Dr. Putterman has reported a powerful and intact orbital septum but only the presence of detachment of the aponeurotic linkage in the dissection on the cadaver. Within the framework of his finding, according to Dr. Putterman, the cause of baggy eye is not the orbital septum but the suborbital fascia.
In my opinion, this result is insufficient and should be particularized. A great number of authors have associated baggy lower eyelids with orbital septum weakening and planned their treatment in accordance with this framework before Dr. Putterman's study.1–5 I also detected weakening and reduction in the orbital section in many cases and planned my treatment within this framework. Dr. Putterman's study is very valuable and suggests for us a new terminology; however, I do not understand why some articles, included in the surgical literature, that associated baggy eyelids with weakening of the orbital septum were not included in this discussion of baggy eye.1–5
Dissection should be performed without contacting muscle. If the thin fascial tissue of the eyebrow located in the inferior surface is examined, we usually detach the orbital septum with sharp dissection. Therefore, I consider that we directly see the orbital septum in front of the fat pad and surgically repair it. The aim of my study6 was to create a dynamic wall that can be neurotized by the frontalis muscle rather than performing a similar neo–septum orbitale. In the future, I will mention the present study as a treatment of baggy eye by means of eyebrow graft.
Ozan Balik, M.D.
Plastic Reconstructive and Aesthetic Surgery Department, Doğalife Beauty Clinic, Pendik, Istanbul, Turkey 34893, firstname.lastname@example.org
1. Mendelson BC. Herniated fat and the orbital septum of the lower eyelid. Clin Plast Surg. 1993;20:323–330.

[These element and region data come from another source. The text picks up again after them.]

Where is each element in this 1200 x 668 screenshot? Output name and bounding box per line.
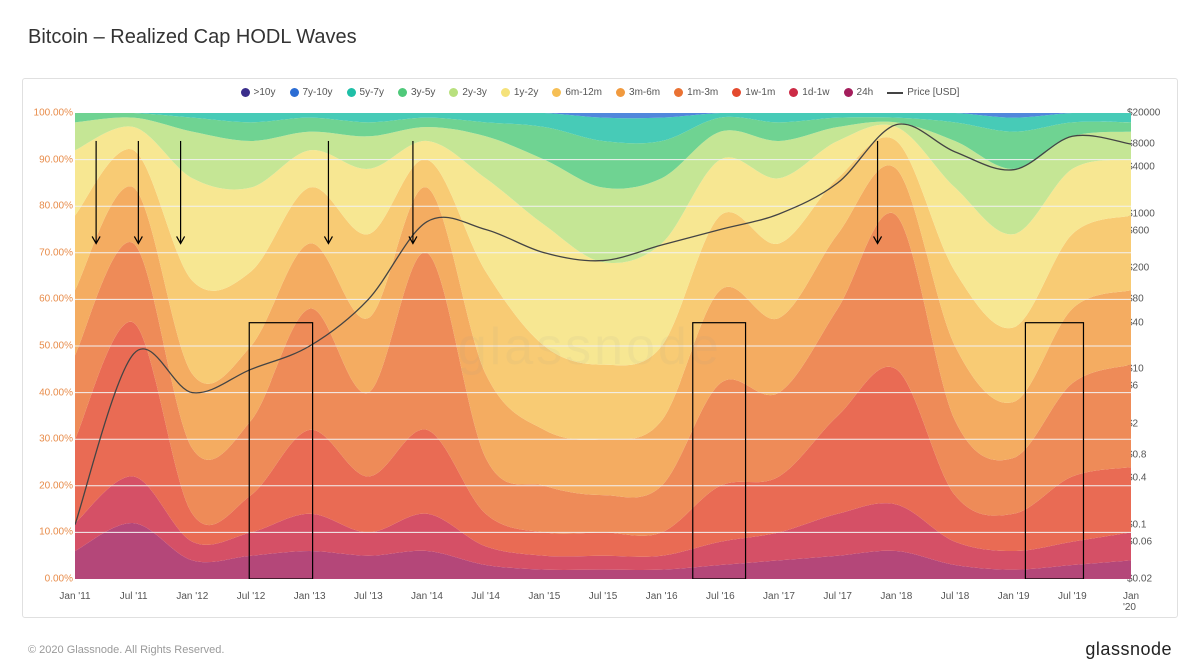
legend-item: 24h	[844, 87, 874, 98]
legend-item: 2y-3y	[449, 87, 486, 98]
chart-frame: >10y 7y-10y 5y-7y 3y-5y 2y-3y 1y-2y 6m-12m 3m-6…	[22, 78, 1178, 618]
legend-item: 3y-5y	[398, 87, 435, 98]
legend-item: 1d-1w	[789, 87, 829, 98]
legend-item: 1y-2y	[501, 87, 538, 98]
legend-item: 5y-7y	[347, 87, 384, 98]
brand-logo: glassnode	[1085, 639, 1172, 660]
footer-copyright: © 2020 Glassnode. All Rights Reserved.	[28, 644, 224, 656]
legend-item: 7y-10y	[290, 87, 333, 98]
legend-item: 3m-6m	[616, 87, 660, 98]
legend-item: >10y	[241, 87, 276, 98]
legend-item: 1w-1m	[732, 87, 775, 98]
legend: >10y 7y-10y 5y-7y 3y-5y 2y-3y 1y-2y 6m-12m 3m-6…	[23, 87, 1177, 98]
y-axis-right: $0.02$0.06$0.1$0.4$0.8$2$6$10$40$80$200$…	[1127, 113, 1171, 579]
legend-item-price: Price [USD]	[887, 87, 959, 98]
plot-area: glassnode	[75, 113, 1131, 579]
legend-item: 1m-3m	[674, 87, 718, 98]
legend-item: 6m-12m	[552, 87, 602, 98]
x-axis: Jan '11Jul '11Jan '12Jul '12Jan '13Jul '…	[75, 591, 1131, 607]
chart-svg	[75, 113, 1131, 579]
chart-title: Bitcoin – Realized Cap HODL Waves	[28, 26, 357, 49]
y-axis-left: 0.00%10.00%20.00%30.00%40.00%50.00%60.00…	[29, 113, 73, 579]
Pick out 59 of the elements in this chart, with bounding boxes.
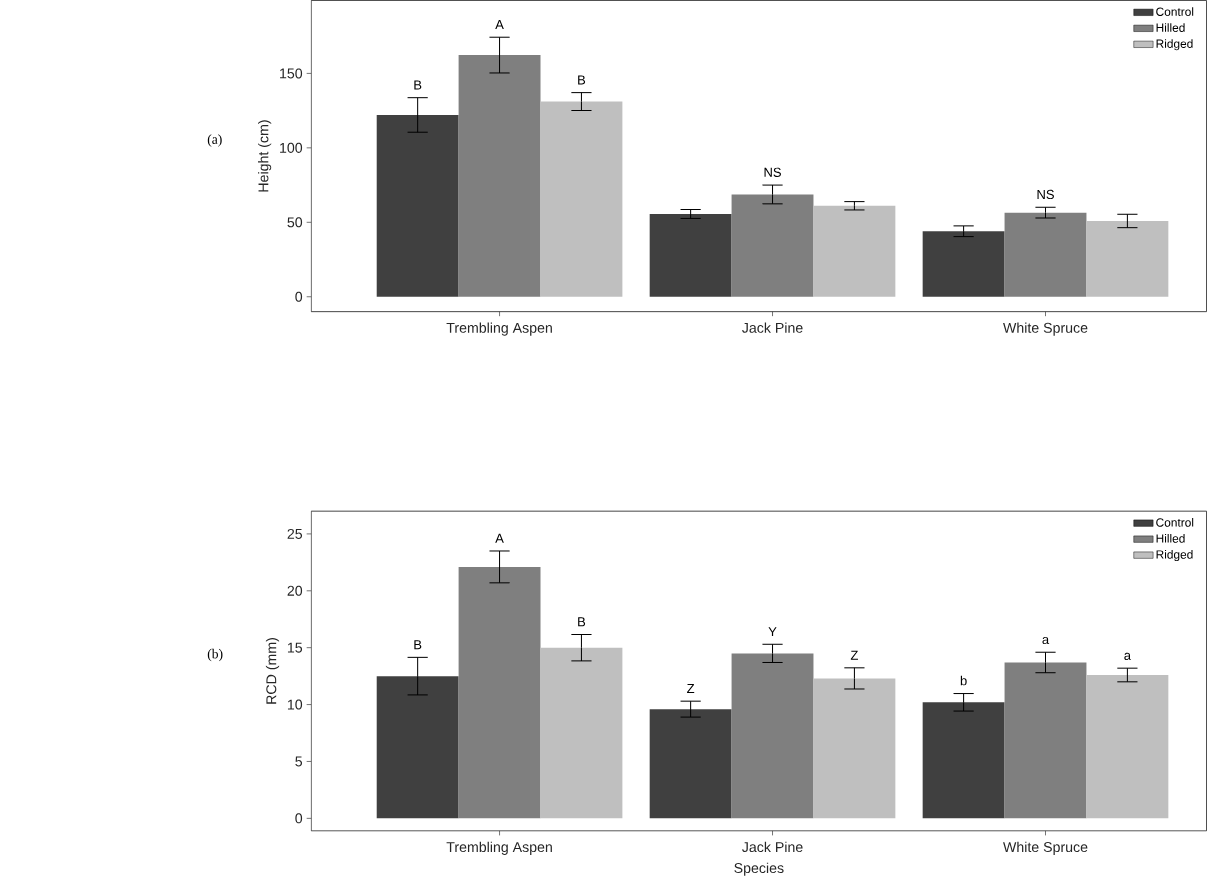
- data-label: a: [1124, 653, 1132, 661]
- y-axis-title: RCD (mm): [265, 638, 280, 704]
- bar: [458, 55, 541, 297]
- legend-label: Hilled: [1156, 23, 1185, 33]
- data-label: NS: [764, 167, 781, 178]
- bar: [376, 676, 459, 819]
- x-tick-label: White Spruce: [1003, 841, 1088, 856]
- data-label: B: [578, 617, 586, 627]
- y-tick-label: 0: [295, 813, 303, 824]
- bar: [922, 702, 1005, 819]
- data-label: A: [495, 533, 504, 543]
- bar: [813, 205, 896, 297]
- data-label: Y: [768, 627, 777, 637]
- y-tick-label: 5: [295, 756, 303, 767]
- y-tick-label: 50: [287, 217, 303, 228]
- legend-label: Ridged: [1156, 550, 1193, 562]
- bar: [649, 214, 732, 297]
- legend-label: Ridged: [1156, 39, 1193, 51]
- bar: [813, 678, 896, 819]
- bar: [731, 194, 814, 297]
- data-label: a: [1042, 637, 1050, 645]
- bar: [458, 567, 541, 819]
- bar: [1086, 675, 1169, 819]
- legend-label: Control: [1156, 518, 1194, 527]
- x-tick-label: Trembling Aspen: [446, 841, 552, 856]
- data-label: Z: [850, 650, 858, 660]
- bar: [1004, 212, 1087, 297]
- data-label: B: [414, 640, 422, 650]
- text: (b): [207, 649, 223, 662]
- x-tick-label: White Spruce: [1003, 322, 1088, 336]
- data-label: Z: [687, 684, 695, 694]
- y-tick-label: 25: [287, 529, 303, 540]
- x-tick-label: Jack Pine: [742, 841, 803, 853]
- y-axis-title: Height (cm): [258, 120, 272, 192]
- bar: [922, 231, 1005, 297]
- data-label: A: [495, 20, 504, 30]
- data-label: B: [414, 80, 422, 90]
- legend-label: Control: [1156, 7, 1194, 17]
- y-tick-label: 100: [280, 142, 303, 154]
- bar: [1086, 221, 1169, 297]
- bar: [376, 115, 459, 297]
- y-tick-label: 150: [280, 68, 303, 79]
- y-tick-label: 10: [287, 699, 303, 710]
- legend-label: Hilled: [1156, 534, 1185, 543]
- bar: [731, 653, 814, 819]
- bar: [540, 647, 623, 819]
- data-label: B: [578, 75, 586, 85]
- y-tick-label: 15: [287, 642, 303, 653]
- bar: [1004, 662, 1087, 819]
- data-label: b: [960, 675, 967, 686]
- x-axis-title: Species: [734, 862, 784, 877]
- y-tick-label: 0: [295, 291, 303, 302]
- bar: [649, 709, 732, 819]
- x-tick-label: Jack Pine: [742, 322, 803, 334]
- text: (a): [207, 134, 222, 147]
- y-tick-label: 20: [287, 585, 303, 596]
- data-label: NS: [1037, 190, 1054, 200]
- bar: [540, 101, 623, 297]
- x-tick-label: Trembling Aspen: [446, 322, 552, 336]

2. Cook TA, Derebery J, Harrah ER. Reconsideration of fat pad management in lower eyelid blepharoplasty surgery. Arch Otolaryngol. 1984;110:521–524.
3. Bisaccia E, Scarborough DA, Swensen RD. A technique for blepharoplasty without incising or “puncturing” orbital septum. J Dermatol Surg Oncol. 1990;16:360–363.
4. de la Plaza R, Arroyo JM. A new technique for the treatment of palpebral bags. Plast Reconstr Surg. 1988;81:677–687.
5. Beare R. Proceedings of the Second International Symposium on Plastic and Reconstructive Surgery of the Eye and Adnexa. St. Louis: Mosby; 1967:362.
6. Balik O. Lower blepharoplasty with orbital septum reconstruction using upper blepharoplasty excision material. Plast Reconstr Surg. 2011;127:137e–139e.